Tuesday, February 9, 2016

Japanese actor Ken Watanabe, leukemia survivor, fights stomach cancer – Reuters

Nominees and cast mates from ''The King and I,'' Ruthie Ann Miles and Ken Watanabe, arrive for the American Theatre Wing's 69th Annual Tony Awards in Manhattan, New York June 7, 2015. REUTERS/Eduardo Munoz/Files

Nominees and cast mates from ”The King and I,” Ruthie Ann Miles and Ken Watanabe, arrive for the American Theatre Wing’s 69th Annual Tony Awards in Manhattan, Brand-new York June 7, 2015.

Reuters/Eduardo Munoz/Files

Japanese actor Ken Watanabe, an Academy Award nominee for his performance in the movie “The Last Samurai” and lauded in the recent Broadway revival of “The King and I,” is fighting stomach cancer and will certainly have actually to suspend strategies to return to Broadway.

The lean, ruggedly handsome Watanabe, that much more compared to twenty years ago survived 2 bouts of leukemia, was diagnosed “practically miraculously early” along with the cancer last month and underwent surgery, he said about Twitter.

“I was truly shocked, my wife and daughter pushed me to have actually a healthiness examine and the cancer was found. It was a fairly very early phase and they operated immediately,” he added.

“I’ll be sitting down in February so my arrival in Brand-new York will certainly be somewhat delayed.”

Watanabe, 56, became the initial Japanese to be nominated for a Tony Award for his 2015 performance as the King in “The King and I” about Broadway. He possessed been established to reprise the role, beginning from March 1, yet a statement about his Facebook page said this would certainly be postponed.

The son of school teachers in the rural northwestern prefecture of Niigata, Watanabe hoped to attend a conservatory after higher school yet abandoned the strategy because of economic problems, checking out Tokyo and straight in to acting instead.

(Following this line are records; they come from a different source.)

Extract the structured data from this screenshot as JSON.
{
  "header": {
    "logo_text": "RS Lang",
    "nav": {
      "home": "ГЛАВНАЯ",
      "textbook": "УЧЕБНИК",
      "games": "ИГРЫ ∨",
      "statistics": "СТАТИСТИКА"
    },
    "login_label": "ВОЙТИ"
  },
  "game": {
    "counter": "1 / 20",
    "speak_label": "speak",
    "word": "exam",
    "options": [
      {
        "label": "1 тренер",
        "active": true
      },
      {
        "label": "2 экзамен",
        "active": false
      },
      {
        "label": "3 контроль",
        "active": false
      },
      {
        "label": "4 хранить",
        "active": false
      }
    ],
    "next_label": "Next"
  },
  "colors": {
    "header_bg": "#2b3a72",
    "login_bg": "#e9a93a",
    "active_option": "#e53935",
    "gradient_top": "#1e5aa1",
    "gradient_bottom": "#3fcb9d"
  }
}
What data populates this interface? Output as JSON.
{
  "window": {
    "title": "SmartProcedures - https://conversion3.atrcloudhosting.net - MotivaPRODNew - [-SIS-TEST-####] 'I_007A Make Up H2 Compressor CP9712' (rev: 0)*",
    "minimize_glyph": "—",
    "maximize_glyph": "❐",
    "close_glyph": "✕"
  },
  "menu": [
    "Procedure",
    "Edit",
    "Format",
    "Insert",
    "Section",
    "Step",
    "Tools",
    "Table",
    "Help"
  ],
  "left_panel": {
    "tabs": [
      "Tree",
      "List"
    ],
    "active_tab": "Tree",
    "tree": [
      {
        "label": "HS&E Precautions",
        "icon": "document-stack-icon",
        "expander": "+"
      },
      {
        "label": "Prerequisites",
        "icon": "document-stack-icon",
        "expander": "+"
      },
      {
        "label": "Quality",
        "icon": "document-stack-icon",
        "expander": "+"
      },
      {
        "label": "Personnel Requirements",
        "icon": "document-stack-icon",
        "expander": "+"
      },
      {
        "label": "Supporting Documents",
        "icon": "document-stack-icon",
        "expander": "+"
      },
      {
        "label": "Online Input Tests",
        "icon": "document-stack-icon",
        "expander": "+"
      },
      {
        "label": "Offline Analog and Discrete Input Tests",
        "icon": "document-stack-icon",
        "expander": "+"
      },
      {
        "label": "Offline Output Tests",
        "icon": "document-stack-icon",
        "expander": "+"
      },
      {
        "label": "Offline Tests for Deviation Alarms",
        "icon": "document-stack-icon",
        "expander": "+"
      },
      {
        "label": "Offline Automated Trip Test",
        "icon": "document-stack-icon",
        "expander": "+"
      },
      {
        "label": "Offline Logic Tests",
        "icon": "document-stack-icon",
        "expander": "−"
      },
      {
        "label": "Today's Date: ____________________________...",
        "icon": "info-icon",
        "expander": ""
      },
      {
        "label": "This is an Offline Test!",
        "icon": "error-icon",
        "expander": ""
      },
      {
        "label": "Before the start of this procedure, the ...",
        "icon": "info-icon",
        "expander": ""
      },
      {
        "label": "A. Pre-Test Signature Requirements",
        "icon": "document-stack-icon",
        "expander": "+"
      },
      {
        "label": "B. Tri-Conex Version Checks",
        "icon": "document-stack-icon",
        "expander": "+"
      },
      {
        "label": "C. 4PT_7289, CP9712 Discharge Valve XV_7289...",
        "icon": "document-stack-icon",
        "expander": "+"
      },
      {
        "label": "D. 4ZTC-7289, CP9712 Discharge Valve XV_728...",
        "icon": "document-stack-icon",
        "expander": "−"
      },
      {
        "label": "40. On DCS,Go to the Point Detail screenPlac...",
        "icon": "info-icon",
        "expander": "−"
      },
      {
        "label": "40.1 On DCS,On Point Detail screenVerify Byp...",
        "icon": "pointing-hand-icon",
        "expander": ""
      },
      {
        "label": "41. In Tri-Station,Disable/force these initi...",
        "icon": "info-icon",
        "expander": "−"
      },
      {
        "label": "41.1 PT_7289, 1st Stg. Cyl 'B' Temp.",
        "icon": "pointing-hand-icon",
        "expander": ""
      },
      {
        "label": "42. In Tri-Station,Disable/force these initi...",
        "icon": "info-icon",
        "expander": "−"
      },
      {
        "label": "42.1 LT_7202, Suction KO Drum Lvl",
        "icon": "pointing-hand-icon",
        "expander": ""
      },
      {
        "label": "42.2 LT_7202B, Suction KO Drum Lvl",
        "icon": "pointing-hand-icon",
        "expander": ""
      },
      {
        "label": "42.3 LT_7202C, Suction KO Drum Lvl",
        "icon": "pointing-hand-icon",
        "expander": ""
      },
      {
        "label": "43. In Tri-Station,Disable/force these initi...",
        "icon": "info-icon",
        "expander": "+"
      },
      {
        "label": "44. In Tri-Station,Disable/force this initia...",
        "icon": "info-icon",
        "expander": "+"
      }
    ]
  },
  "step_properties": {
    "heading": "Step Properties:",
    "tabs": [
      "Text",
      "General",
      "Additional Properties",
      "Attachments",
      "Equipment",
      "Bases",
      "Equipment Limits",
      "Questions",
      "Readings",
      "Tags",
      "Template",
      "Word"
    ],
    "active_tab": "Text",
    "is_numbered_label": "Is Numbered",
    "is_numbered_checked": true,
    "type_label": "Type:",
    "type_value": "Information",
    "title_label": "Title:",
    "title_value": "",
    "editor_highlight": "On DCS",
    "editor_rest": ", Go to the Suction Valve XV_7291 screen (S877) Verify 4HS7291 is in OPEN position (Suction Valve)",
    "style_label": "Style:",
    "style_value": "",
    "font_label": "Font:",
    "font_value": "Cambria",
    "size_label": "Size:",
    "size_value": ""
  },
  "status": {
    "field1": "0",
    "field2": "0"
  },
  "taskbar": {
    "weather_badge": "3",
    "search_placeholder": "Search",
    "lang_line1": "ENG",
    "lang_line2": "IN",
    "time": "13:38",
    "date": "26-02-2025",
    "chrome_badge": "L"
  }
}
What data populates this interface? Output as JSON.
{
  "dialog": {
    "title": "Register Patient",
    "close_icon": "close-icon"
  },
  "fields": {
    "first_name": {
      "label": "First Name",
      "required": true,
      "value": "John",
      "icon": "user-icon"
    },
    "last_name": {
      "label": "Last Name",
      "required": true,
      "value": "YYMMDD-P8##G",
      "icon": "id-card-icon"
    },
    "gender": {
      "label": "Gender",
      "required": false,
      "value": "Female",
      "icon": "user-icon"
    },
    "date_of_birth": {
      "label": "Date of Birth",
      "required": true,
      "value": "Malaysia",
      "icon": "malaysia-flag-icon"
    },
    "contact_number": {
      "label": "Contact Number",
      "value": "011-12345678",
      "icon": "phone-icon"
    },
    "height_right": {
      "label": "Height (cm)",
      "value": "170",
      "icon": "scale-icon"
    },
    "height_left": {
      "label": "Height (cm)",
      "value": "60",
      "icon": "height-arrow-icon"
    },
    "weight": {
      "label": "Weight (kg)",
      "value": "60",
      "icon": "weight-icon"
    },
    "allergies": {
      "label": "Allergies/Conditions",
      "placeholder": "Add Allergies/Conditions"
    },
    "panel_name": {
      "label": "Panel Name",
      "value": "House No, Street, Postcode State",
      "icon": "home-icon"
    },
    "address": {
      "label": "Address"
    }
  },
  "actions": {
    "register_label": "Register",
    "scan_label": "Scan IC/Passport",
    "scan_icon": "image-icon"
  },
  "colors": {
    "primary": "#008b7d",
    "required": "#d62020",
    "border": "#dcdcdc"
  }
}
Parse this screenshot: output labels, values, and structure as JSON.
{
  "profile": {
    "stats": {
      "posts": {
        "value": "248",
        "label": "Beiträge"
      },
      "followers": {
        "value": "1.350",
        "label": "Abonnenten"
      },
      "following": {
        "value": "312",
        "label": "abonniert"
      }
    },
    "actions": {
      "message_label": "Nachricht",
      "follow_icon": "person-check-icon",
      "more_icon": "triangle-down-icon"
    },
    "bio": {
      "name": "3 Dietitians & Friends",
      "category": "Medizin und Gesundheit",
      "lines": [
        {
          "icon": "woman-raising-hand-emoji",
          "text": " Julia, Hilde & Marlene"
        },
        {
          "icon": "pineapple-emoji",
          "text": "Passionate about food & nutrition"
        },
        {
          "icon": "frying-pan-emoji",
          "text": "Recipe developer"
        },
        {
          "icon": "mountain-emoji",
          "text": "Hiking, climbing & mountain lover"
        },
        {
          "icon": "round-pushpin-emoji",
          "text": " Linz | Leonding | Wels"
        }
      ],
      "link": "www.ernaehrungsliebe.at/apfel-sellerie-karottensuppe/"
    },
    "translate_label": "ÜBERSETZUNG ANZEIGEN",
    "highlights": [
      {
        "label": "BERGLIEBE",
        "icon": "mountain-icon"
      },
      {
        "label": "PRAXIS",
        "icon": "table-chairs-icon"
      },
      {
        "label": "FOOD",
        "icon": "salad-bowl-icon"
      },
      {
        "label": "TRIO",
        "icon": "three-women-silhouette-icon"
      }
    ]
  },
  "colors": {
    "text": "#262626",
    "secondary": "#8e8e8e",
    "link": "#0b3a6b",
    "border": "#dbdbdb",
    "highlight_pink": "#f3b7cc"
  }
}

Known at initial in Japan mainly for his samurai roles, he was diagnosed along with acute myeloid leukemia in 1989, resuming acting while still gaunt and bald from chemotherapy. The cancer returned in the very early 1990s yet he underwent procedure once more and has actually been in remission since.

His genuine introduction to Western audiences came in 1993, along with the role of a rebel samurai in “The Last Samurai,” which gained him or her an Academy Award nomination for Finest Supporting Actor.

A slew of various other films followed, featuring “Memoirs of a Geisha”, “Batman Begins”, Clint Eastwood’s “Letters from Iwo Jima” and the 201four U.S. “Godzilla” reboot.

Approached regarding carrying out “The King and I”, Watanabe said his initial reaction was “‘In English? A musical? Oh no, no, no, I can easily never ever do this’,” the Brand-new York Times reported.

But he won rave reviews and a Tony nomination for his performance, which ended in July.